Unless the NSA/FBI/whatever is decades ahead in mathematical research from what is common in academia, or has computers that are many orders of magnitude faster than what we have today, well encrypted data is basically random data to anyone who lacks the keys. That's a pretty tough locked box.
"Unless the NSA/FBI/whatever is decades ahead in mathematical research from what is common in academia"
I wouldn't be surprised. Basically 9/10 people that study cryptography in the US end up working for the NSA. Look at the NSA's budget, and then look at how many cryptography professors there are.
However, that said, IF they managed to decrypt AES somehow, they are severely limited in what they can do with that information. Basically anything they do with the decrypted data has to in no way alert anyone that they have that capability.

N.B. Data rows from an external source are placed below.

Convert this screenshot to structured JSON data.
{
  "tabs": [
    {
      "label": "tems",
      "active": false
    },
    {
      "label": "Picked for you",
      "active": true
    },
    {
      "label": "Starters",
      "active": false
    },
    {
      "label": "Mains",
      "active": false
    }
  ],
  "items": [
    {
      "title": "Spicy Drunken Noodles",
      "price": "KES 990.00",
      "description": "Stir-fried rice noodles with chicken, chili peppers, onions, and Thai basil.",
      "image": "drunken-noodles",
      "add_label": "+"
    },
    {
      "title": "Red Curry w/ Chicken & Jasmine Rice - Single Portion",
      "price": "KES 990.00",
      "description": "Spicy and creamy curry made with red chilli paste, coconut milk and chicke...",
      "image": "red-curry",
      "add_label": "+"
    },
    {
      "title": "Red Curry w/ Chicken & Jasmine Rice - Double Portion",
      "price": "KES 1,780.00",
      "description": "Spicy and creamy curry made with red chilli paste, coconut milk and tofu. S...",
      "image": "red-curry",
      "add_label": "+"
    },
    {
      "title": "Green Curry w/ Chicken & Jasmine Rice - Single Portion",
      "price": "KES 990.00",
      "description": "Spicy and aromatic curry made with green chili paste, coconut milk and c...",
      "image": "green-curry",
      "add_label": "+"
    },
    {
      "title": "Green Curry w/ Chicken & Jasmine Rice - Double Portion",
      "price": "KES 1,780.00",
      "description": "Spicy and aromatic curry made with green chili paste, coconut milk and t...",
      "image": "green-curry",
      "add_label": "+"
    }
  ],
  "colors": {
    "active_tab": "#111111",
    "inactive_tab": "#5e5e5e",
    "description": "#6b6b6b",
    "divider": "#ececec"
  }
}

So that data DEFINITELY can't be used in court, nor for a whole array of other more covert operations.
The NSA has not only got to be decades ahead of the rest of the world, it has to be completely certain that no-one else in the world will make the same discovery for at least another few decades.
It seems unlikely in the extreme that the NSA is both so far ahead of the rest of the world, and so sure that their discoveries will not be replicated for decades.
You're veering awfully metaphorical, but it might be relevant to point out that the crypto implementations in wide use today are typically open source, and the algorithms themselves are public, and widely reviewed by independent cryptographers who have no incentive to do anything sinister.
In fact, they have a good incentive not to do sinister things. If they do, and other cryptographers find out, they will lose a lot of standing in the academic community.